Section 104(a)(2) provides an exclusion from gross income for "the amount of any damages received * * * on account of personal injuries or sickness". At section 1.104-1(c), Income Tax Regs., "damages received" is defined as "an amount received * * * through prosecution of a legal suit or action based upon tort or tort type rights, or through a settlement agreement entered into in lieu of such prosecution."
In United States v. Burke, supra, the Supreme Court addressed whether settlement proceeds received pursuant to title VII claims are taxable. It held that title VII, by limiting available remedies to back pay and other injunctive relief, does not redress a tort-like personal injury within the meaning of section 104(a)(2), and therefore the proceeds received pursuant to a title VII claim are not excludable from gross income. 3 Id. Petitioner has agreed to be bound by the decision in Burke, which, in any event, controls the outcome of this case. See also Fogle v. Commissioner [Dec. 48,364(M)], T.C. Memo. 1992-412 (involving the receipt of proceeds from the same settlement agreement as the case at bar). Accordingly, we hold that the $21,824 in settlement proceeds received by petitioner in 1986 is includable in her gross income.
3 The holding in Burke addresses only title VII claims brought prior to the enactment of the Civil Rights Act of 1991, Pub. L. 102-166, 105 Stat. 1071, effective November 21, 1991, which amended title VII in a number of significant respects. The case at bar involves pre-1991 Civil Rights Act claims.
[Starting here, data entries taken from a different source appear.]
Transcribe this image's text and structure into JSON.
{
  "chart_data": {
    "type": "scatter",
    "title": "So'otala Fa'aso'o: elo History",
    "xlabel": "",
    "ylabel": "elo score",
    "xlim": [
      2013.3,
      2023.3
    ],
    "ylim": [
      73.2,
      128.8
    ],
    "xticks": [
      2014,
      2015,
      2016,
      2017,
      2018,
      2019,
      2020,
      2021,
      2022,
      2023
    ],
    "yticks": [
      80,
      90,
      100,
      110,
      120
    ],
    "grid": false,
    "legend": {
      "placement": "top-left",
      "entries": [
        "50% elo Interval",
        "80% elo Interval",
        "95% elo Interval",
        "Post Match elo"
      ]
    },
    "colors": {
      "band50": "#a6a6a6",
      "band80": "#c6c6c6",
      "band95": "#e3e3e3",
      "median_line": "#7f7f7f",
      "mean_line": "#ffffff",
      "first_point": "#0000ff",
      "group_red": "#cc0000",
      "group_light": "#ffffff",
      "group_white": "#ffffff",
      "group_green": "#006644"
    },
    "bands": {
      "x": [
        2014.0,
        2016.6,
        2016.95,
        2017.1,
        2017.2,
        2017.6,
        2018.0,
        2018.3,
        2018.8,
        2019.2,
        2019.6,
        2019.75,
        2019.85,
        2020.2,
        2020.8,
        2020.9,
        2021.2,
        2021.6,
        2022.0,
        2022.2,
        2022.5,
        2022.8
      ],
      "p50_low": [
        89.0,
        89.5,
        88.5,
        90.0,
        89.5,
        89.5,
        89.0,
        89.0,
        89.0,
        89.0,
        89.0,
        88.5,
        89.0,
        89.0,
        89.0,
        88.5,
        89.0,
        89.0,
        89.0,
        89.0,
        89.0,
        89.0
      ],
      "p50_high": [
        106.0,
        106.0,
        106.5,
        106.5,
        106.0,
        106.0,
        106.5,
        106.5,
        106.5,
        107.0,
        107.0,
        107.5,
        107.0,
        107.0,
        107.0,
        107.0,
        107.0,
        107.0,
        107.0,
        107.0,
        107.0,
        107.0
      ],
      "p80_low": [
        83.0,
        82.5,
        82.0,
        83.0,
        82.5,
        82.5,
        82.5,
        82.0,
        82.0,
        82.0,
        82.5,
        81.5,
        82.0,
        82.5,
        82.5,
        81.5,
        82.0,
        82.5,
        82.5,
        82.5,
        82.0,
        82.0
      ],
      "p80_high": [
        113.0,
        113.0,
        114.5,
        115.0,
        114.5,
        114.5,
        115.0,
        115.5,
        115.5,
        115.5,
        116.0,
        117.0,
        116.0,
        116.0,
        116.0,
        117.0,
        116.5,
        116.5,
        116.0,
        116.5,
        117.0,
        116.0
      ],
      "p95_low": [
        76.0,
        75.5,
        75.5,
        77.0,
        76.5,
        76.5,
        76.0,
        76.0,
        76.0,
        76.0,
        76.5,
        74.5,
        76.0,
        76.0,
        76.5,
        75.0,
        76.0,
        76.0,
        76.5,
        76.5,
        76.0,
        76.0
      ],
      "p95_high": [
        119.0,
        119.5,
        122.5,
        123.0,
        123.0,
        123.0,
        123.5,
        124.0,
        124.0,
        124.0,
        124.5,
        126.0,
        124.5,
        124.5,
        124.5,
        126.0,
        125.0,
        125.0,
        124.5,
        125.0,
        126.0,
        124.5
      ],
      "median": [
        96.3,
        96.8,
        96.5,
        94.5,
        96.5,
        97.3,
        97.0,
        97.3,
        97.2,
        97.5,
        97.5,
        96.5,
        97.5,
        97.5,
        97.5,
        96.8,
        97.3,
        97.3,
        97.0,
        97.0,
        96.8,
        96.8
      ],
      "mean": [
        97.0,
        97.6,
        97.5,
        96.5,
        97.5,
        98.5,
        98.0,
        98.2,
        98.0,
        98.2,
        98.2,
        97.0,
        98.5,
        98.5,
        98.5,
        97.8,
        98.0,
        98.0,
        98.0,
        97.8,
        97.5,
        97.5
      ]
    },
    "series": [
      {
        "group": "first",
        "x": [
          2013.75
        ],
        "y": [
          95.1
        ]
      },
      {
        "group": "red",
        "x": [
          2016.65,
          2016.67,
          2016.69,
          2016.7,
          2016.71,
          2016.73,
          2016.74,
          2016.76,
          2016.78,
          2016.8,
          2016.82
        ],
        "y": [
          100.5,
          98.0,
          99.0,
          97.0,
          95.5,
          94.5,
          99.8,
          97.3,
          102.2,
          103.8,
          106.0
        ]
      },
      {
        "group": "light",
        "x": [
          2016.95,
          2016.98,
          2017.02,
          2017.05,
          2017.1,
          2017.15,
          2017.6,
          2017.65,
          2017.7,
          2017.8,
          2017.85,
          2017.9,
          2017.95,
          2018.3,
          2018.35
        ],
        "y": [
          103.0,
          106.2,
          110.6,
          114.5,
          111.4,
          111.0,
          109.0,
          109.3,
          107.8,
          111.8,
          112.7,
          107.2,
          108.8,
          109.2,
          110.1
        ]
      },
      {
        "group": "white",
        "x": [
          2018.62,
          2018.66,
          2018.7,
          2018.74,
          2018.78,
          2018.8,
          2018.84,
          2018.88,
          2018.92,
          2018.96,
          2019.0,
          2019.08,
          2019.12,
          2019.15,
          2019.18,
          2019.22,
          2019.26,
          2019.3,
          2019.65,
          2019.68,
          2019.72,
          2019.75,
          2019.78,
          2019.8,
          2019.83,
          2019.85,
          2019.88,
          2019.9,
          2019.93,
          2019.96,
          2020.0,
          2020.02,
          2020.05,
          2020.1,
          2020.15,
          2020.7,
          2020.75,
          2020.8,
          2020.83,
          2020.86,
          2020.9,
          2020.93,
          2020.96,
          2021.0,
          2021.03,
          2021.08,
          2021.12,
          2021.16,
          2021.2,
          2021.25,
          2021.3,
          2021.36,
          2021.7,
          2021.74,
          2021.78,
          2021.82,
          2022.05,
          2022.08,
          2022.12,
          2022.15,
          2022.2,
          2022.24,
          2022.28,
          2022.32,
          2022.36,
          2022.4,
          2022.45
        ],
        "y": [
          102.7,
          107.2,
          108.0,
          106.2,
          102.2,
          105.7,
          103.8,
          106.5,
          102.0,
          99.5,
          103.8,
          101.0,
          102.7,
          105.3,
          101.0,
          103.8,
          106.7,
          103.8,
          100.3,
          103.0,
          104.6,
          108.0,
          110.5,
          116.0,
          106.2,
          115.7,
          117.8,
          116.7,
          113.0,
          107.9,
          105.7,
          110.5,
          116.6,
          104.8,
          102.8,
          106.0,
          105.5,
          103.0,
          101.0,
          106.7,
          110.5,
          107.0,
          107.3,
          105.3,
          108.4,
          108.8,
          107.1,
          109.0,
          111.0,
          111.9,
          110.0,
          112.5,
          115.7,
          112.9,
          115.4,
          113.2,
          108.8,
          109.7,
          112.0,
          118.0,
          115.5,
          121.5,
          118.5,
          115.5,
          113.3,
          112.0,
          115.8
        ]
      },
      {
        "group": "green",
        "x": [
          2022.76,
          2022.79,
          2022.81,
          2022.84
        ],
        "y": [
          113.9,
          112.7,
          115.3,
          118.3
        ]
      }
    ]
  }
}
Petitioner argues nevertheless that because respondent accepted her amended return for 1986 and granted the related claim for refund, respondent should now be barred from assessing a deficiency in petitioner's 1986 tax. It is unclear whether petitioner is arguing that the case is time-barred or whether she is making an estoppel argument. Either way we find no support for her contention.
Section 6501 provides the period of limitations for the assessment of tax. Petitioner timely filed her 1986 return; thus, in general the tax must be assessed within 3 years of the return due date. Sec. 6501(a) and (b)(1). In this case, the period of limitations would have ended on April 15, 1990. But if, prior to the expiration of the limitations period, the parties agree in writing to extend the period, it is extended as agreed upon. Sec. 6501(c)(4). The record affirmatively establishes that the parties consented in writing to an extension of the limitations period prior to its expiration on April 15, 1990, and that respondent's deficiency notice was issued prior to the expiration of the extended period. Consequently, respondent is not barred by the period of limitations.
We further hold that respondent is not estopped from determining a deficiency merely because she previously accepted petitioner's amended return and issued a refund. Such an argument was rejected in Warner v. Commissioner [75-2 USTC ╤ 9848], 526 F.2d 1 (9th Cir. 1975), affg. [Dec. 32,775(M)] T.C. Memo. 1974-243, wherein the Ninth Circuit explained:
Alas, the Commissioner, confronted by millions of returns and an economy which repeatedly must be nourished by quick refunds, must first pay and then look. This necessity cannot serve as the basis of an "estoppel." [526 F.2d at 2.]
See also Gordon v. United States [85-1 USTC ╤ , 757 F.2d 1157 (11th Cir. 1985); Baasch v. Commissioner, [Dec. 47,251(M)], T.C. Memo. 1991-134, affd. without opinion 962 F.2d 4 (2d Cir. 1992).
To give effect to the foregoing,
Decision will be entered for respondent.